Plea Allocution Negated Essential Element of Offense/Error, though Unpreserved, Required Reversal

The Court of Appeals reversed defendant’s conviction because the plea colloquy negated an essential element of the offense.  The defendant pled guilty to rape 3rd (Penal Law 130.25(3)), the so-called “date rape” statute. The statute requires a lack of consent by the victim, not a lack of capacity to consent (caused by drugs, for example).
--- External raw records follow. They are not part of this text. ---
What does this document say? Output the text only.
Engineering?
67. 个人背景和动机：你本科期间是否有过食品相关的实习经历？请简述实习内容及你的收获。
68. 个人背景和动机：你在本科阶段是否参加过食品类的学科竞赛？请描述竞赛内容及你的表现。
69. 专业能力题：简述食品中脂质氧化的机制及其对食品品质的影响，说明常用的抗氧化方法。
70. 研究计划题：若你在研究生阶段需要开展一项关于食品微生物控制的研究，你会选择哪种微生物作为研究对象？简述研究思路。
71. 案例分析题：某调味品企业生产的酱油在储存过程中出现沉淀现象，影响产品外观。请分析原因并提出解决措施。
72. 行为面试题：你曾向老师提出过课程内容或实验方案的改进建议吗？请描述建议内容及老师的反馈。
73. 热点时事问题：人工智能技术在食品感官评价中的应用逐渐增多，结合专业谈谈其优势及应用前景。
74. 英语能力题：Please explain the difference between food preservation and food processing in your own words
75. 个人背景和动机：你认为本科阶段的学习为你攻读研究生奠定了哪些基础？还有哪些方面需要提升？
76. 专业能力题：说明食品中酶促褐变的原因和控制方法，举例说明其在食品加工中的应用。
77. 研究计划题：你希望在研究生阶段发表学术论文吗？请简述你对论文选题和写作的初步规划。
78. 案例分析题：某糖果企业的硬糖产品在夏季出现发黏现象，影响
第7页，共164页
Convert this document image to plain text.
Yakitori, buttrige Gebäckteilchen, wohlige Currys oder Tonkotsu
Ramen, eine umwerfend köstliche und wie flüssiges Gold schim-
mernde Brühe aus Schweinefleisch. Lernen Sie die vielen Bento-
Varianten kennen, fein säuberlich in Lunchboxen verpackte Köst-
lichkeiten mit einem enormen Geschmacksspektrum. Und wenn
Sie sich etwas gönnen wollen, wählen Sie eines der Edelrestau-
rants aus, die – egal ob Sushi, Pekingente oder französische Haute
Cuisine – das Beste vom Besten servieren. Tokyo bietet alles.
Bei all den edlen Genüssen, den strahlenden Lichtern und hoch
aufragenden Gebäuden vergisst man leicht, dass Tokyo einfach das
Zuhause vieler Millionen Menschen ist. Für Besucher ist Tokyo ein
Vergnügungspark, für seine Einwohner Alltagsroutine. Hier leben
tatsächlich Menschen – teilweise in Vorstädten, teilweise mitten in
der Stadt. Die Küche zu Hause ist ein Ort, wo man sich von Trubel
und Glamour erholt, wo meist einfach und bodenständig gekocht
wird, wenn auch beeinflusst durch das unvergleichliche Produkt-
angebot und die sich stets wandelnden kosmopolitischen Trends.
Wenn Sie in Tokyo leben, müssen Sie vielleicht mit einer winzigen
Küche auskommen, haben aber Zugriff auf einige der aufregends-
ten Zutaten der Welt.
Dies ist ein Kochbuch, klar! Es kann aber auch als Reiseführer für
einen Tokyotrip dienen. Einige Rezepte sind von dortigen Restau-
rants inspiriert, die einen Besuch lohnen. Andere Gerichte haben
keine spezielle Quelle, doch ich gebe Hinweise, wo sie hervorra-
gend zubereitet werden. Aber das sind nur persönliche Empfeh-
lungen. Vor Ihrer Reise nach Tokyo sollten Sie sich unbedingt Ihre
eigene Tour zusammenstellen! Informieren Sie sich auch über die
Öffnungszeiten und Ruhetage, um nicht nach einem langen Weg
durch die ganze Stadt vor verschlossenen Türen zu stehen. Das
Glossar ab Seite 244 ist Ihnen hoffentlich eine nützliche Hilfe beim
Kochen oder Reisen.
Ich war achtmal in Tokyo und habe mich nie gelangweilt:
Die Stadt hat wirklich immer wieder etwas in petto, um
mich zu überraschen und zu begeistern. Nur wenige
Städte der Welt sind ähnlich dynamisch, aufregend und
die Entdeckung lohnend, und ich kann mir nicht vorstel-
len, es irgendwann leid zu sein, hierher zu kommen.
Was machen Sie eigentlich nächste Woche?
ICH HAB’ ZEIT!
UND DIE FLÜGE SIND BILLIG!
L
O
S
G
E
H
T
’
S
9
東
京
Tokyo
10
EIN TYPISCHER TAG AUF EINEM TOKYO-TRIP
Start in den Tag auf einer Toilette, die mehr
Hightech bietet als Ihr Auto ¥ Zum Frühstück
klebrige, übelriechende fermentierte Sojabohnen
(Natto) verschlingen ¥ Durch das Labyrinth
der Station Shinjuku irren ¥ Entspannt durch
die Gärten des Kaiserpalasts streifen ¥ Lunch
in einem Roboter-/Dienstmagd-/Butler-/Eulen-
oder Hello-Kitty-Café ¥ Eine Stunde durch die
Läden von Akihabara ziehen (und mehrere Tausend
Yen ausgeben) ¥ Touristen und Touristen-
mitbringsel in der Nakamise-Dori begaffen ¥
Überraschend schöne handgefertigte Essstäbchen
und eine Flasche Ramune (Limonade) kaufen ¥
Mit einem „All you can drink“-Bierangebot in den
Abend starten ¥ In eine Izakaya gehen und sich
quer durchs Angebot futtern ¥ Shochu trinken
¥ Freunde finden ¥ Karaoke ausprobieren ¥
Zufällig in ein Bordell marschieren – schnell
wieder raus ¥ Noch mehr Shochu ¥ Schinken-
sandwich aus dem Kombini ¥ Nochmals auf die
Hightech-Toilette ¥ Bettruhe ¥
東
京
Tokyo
The plea allocution indicated only a lack of capacity to consent.  Even though the error was not preserved, the Court of Appeals determined the case fell within the narrow exception to the preservation requirement recognized in Lopez (71 NY2d at 666) where the court fails to ensure the guilty plea is knowing and voluntary:

Penal Law § 130.25 (3) addresses “so-called date rape or acquaintance rape situations [where] there [might] be consent to various acts leading up to the sexual act, but at the time of the act, the victim clearly says no or otherwise expresses a lack of consent” … .  Accordingly, the statutory provision requires the victim to have “clearly expresse[d] an unwillingness to engage in the sexual act in such a way that a neutral observer would have understood that the victim was not consenting” … .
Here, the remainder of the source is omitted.